Like so many media formats in a rapidly advancing world of technology, 8mm video has become nearly obsolete. This makes watching the content stored on those tapes almost impossible. What’s more, the tapes won’t last forever.
The great news is, you can absolutely save the content on those 8mm camcorder tapes by converting them to digital.
About 8mm Camcorder Tapes
At their core, 8mm camcorder tapes are simply tapes with an 8mm wide magnetic tape that is encased in a compact cassette.
But how did 8mm tapes become popular, and why do you need to preserve them?
History of 8mm Video
For a bit of background history, the 8mm video format first came around in 1984 when Eastman Kodak introduced the technology. Sony then introduced the Handycam, which was one of the first cameras to use 8mm video technology, thus fully launching 8mm video into the commercial home video sphere.

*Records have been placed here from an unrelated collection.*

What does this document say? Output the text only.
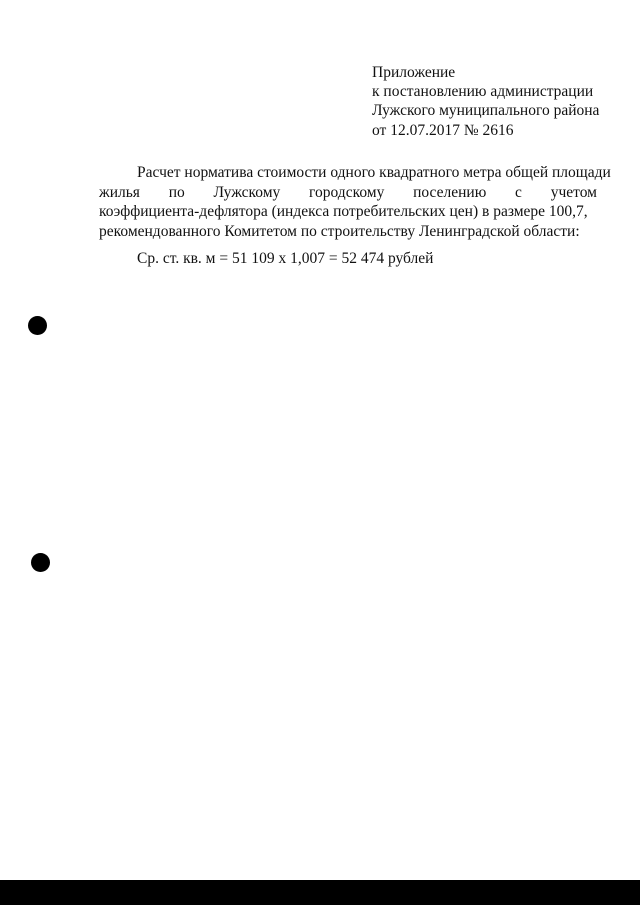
Приложение
к постановлению администрации
Лужского муниципального района
от 12.07.2017 № 2616
Расчет норматива стоимости одного квадратного метра общей площади
жилья по Лужскому городскому поселению с учетом
коэффициента-дефлятора (индекса потребительских цен) в размере 100,7,
рекомендованного Комитетом по строительству Ленинградской области:
Ср. ст. кв. м = 51 109 х 1,007 = 52 474 рублей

At the time, 8mm video tape was great because it made video recording more accessible to at-home and amateur videographers. Since 8mm was so much more portable and convenient than VHS and Betamax, 8mm tape caught on fast.

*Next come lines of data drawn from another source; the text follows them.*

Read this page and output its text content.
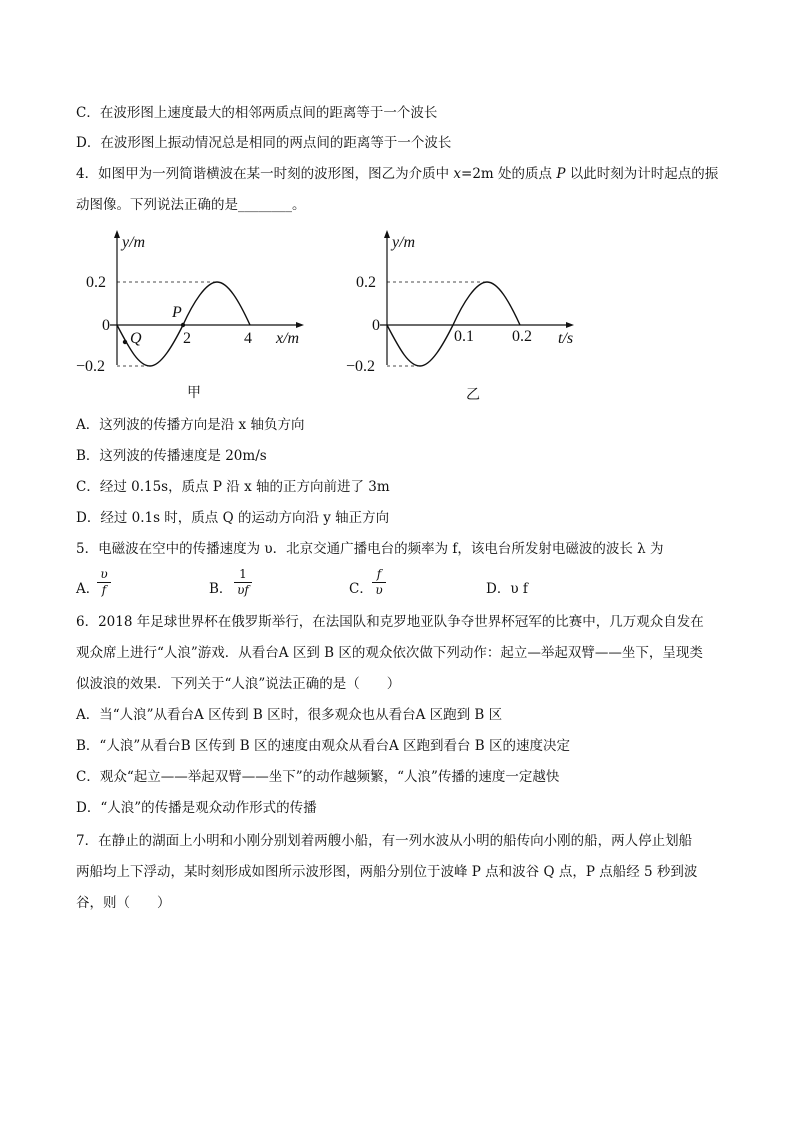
C．在波形图上速度最大的相邻两质点间的距离等于一个波长
D．在波形图上振动情况总是相同的两点间的距离等于一个波长
4．如图甲为一列简谐横波在某一时刻的波形图，图乙为介质中 x=2m 处的质点 P 以此时刻为计时起点的振
动图像。下列说法正确的是________。
y/m
0.2
0
−0.2
Q
P
2	4 x/m
甲
y/m
0.2
0
−0.2
0.1 0.2 t/s
乙
A．这列波的传播方向是沿 x 轴负方向
B．这列波的传播速度是 20m/s
C．经过 0.15s，质点 P 沿 x 轴的正方向前进了 3m
D．经过 0.1s 时，质点 Q 的运动方向沿 y 轴正方向
5．电磁波在空中的传播速度为 υ．北京交通广播电台的频率为 f，该电台所发射电磁波的波长 λ 为
A．
υ
f	B．
1
υf	C．
f
υ	D．υ f
6．2018 年足球世界杯在俄罗斯举行，在法国队和克罗地亚队争夺世界杯冠军的比赛中，几万观众自发在
观众席上进行“人浪”游戏．从看台A 区到 B 区的观众依次做下列动作：起立—举起双臂——坐下，呈现类
似波浪的效果．下列关于“人浪”说法正确的是（　　）
A．当“人浪”从看台A 区传到 B 区时，很多观众也从看台A 区跑到 B 区
B．“人浪”从看台B 区传到 B 区的速度由观众从看台A 区跑到看台 B 区的速度决定
C．观众“起立——举起双臂——坐下”的动作越频繁，“人浪”传播的速度一定越快
D．“人浪”的传播是观众动作形式的传播
7．在静止的湖面上小明和小刚分别划着两艘小船，有一列水波从小明的船传向小刚的船，两人停止划船
两船均上下浮动，某时刻形成如图所示波形图，两船分别位于波峰 P 点和波谷 Q 点，P 点船经 5 秒到波
谷，则（　　）
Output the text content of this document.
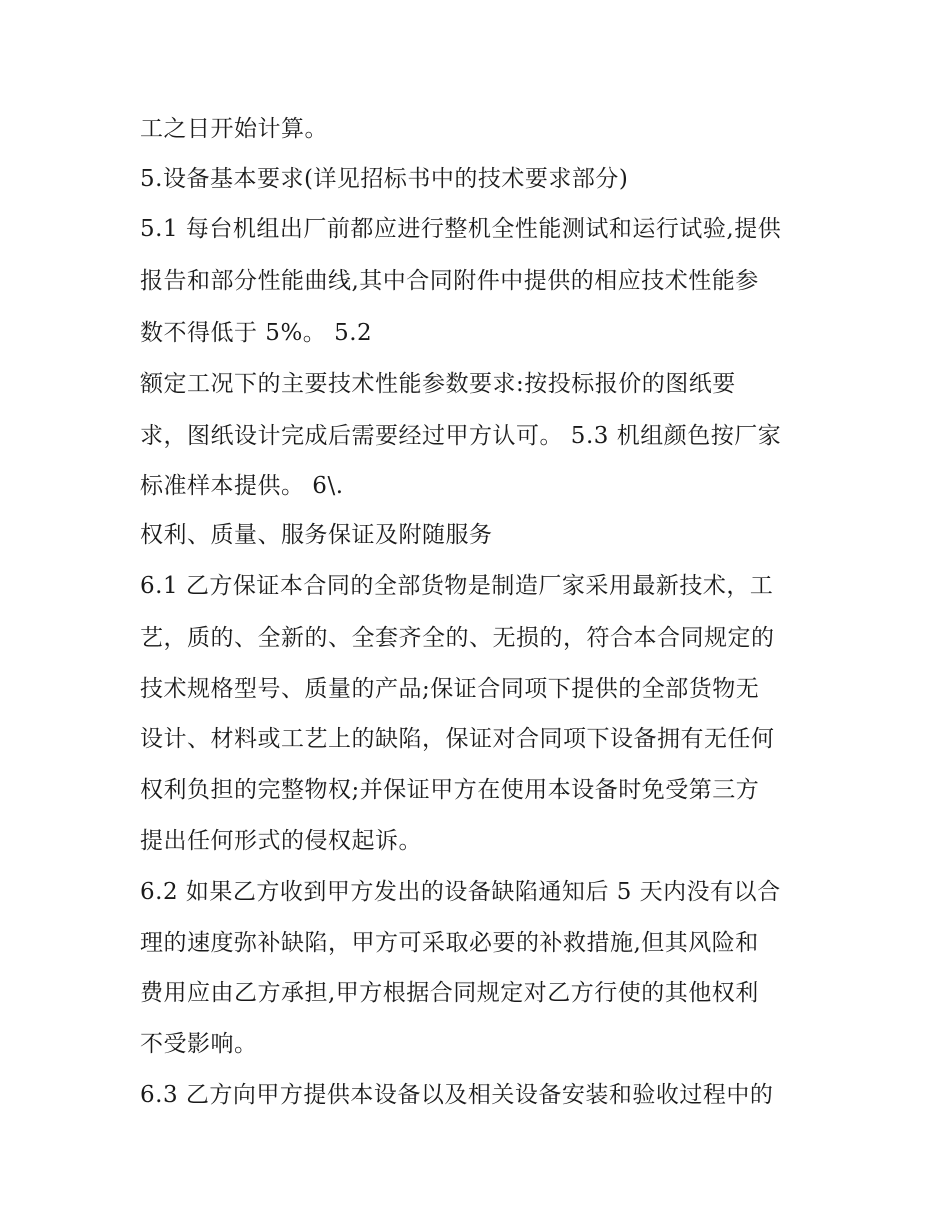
工之日开始计算。
5.设备基本要求(详见招标书中的技术要求部分)
5.1 每台机组出厂前都应进行整机全性能测试和运行试验,提供
报告和部分性能曲线,其中合同附件中提供的相应技术性能参
数不得低于 5%。 5.2
额定工况下的主要技术性能参数要求:按投标报价的图纸要
求，图纸设计完成后需要经过甲方认可。 5.3 机组颜色按厂家
标准样本提供。 6\.
权利、质量、服务保证及附随服务
6.1 乙方保证本合同的全部货物是制造厂家采用最新技术，工
艺，质的、全新的、全套齐全的、无损的，符合本合同规定的
技术规格型号、质量的产品;保证合同项下提供的全部货物无
设计、材料或工艺上的缺陷，保证对合同项下设备拥有无任何
权利负担的完整物权;并保证甲方在使用本设备时免受第三方
提出任何形式的侵权起诉。
6.2 如果乙方收到甲方发出的设备缺陷通知后 5 天内没有以合
理的速度弥补缺陷，甲方可采取必要的补救措施,但其风险和
费用应由乙方承担,甲方根据合同规定对乙方行使的其他权利
不受影响。
6.3 乙方向甲方提供本设备以及相关设备安装和验收过程中的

There are different versions of 8mm video – Video8, Hi8, and Digital8 – updates which succeeded one another as technology progressed. Whichever format you have, though, you have videos stored on media that is slowly, even quickly, losing its contents.
Lifespan of 8mm Camcorder Tapes
As perfect as 8mm tapes were for the portability of smaller camcorders and more accessible home video-making in the 1980s, these old video tapes were not designed to last forever.

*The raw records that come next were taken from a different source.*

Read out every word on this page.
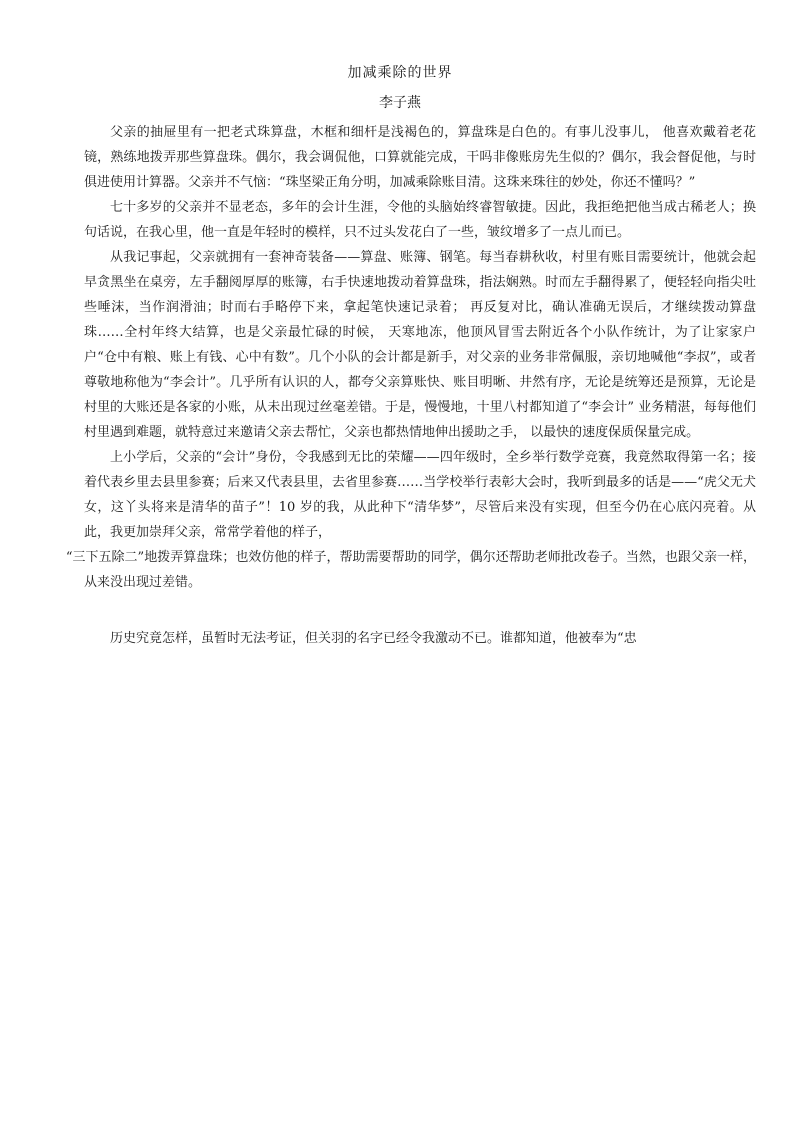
加减乘除的世界
李子燕

父亲的抽屉里有一把老式珠算盘，木框和细杆是浅褐色的，算盘珠是白色的。有事儿没事儿， 他喜欢戴着老花镜，熟练地拨弄那些算盘珠。偶尔，我会调侃他，口算就能完成，干吗非像账房先生似的？偶尔，我会督促他，与时俱进使用计算器。父亲并不气恼：“珠坚梁正角分明，加减乘除账目清。这珠来珠往的妙处，你还不懂吗？”

七十多岁的父亲并不显老态，多年的会计生涯，令他的头脑始终睿智敏捷。因此，我拒绝把他当成古稀老人；换句话说，在我心里，他一直是年轻时的模样，只不过头发花白了一些，皱纹增多了一点儿而已。

从我记事起，父亲就拥有一套神奇装备——算盘、账簿、钢笔。每当春耕秋收，村里有账目需要统计，他就会起早贪黑坐在桌旁，左手翻阅厚厚的账簿，右手快速地拨动着算盘珠，指法娴熟。时而左手翻得累了，便轻轻向指尖吐些唾沫，当作润滑油；时而右手略停下来，拿起笔快速记录着； 再反复对比，确认准确无误后，才继续拨动算盘珠……全村年终大结算，也是父亲最忙碌的时候， 天寒地冻，他顶风冒雪去附近各个小队作统计，为了让家家户户“仓中有粮、账上有钱、心中有数”。几个小队的会计都是新手，对父亲的业务非常佩服，亲切地喊他“李叔”，或者尊敬地称他为“李会计”。几乎所有认识的人，都夸父亲算账快、账目明晰、井然有序，无论是统筹还是预算，无论是村里的大账还是各家的小账，从未出现过丝毫差错。于是，慢慢地，十里八村都知道了“李会计” 业务精湛，每每他们村里遇到难题，就特意过来邀请父亲去帮忙，父亲也都热情地伸出援助之手， 以最快的速度保质保量完成。

上小学后，父亲的“会计”身份，令我感到无比的荣耀——四年级时，全乡举行数学竞赛，我竟然取得第一名；接着代表乡里去县里参赛；后来又代表县里，去省里参赛……当学校举行表彰大会时，我听到最多的话是——“虎父无犬女，这丫头将来是清华的苗子”！10 岁的我，从此种下“清华梦”，尽管后来没有实现，但至今仍在心底闪亮着。从此，我更加崇拜父亲，常常学着他的样子，

“三下五除二”地拨弄算盘珠；也效仿他的样子，帮助需要帮助的同学，偶尔还帮助老师批改卷子。当然，也跟父亲一样，从来没出现过差错。

历史究竟怎样，虽暂时无法考证，但关羽的名字已经令我激动不已。谁都知道，他被奉为“忠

In fact, the magnetic tape on these compact cassettes tends to deteriorate over time, typically losing 10 to 20 percent of its signal after 10 to 25 years.
While you can try to store these tapes as carefully as possible to make them last longer, the 8mm magnetic tape will eventually degrade so much that your videos will become unwatchable.
Converting 8mm Camcorder Tape to Digital
To preserve the memories stored on you 8mm camcorder tapes, it is essential to convert the contents to digital files and/or DVDs, which last a lot longer and are much easier to store and view.
As with most specialized services, you have a couple options for media conversion: DIY or consult a professional.
The DIY route is one possible option with 8mm tape conversion. However, at-home video tape transfer can have its advantages and disadvantages.
If you do choose this option, though, make sure you have camcorders available to play the 8mm tapes you have. You may need multiple camcorders to play different 8mm tape formats. You must also purchase an analog-to-digital converter, which can range in cost from about $100 to about $500, depending on the quality of the converter.
Keep in mind that when you start the conversion, the process will take about as long as the footage on your tapes. So, if you have an hour of footage, the conversion will take about an hour. If you have hours upon hours of footage and stacks of 8mm tapes, expect to spend that long converting your tapes to digital.
For tech-savvy folks, DIY can be a viable option. However, when it comes to converting your precious memories, sometimes it pays to leave it to a professional.
Professional Video Transfer Services
At Current Pixel, all media conversions are performed by staff members and are never outsourced to a third party.
Professional video transfer is also more convenient. You can even have your 8mm tapes shipped and receive a package in return with your tapes converted to DVDs or to digital files that you can then store on the cloud or on an external hard drive.
Once you have your DVDs and/or digital files, you will be able to view your old video footage more conveniently. With digital files, you can even share your memories with friends and family over social media.
However you decide to convert your 8mm tapes to digital, though, don’t wait too long. You never know what shape your 8mm tapes might be in, and you’ll want to make sure your memories can last for both your family and future generations to enjoy.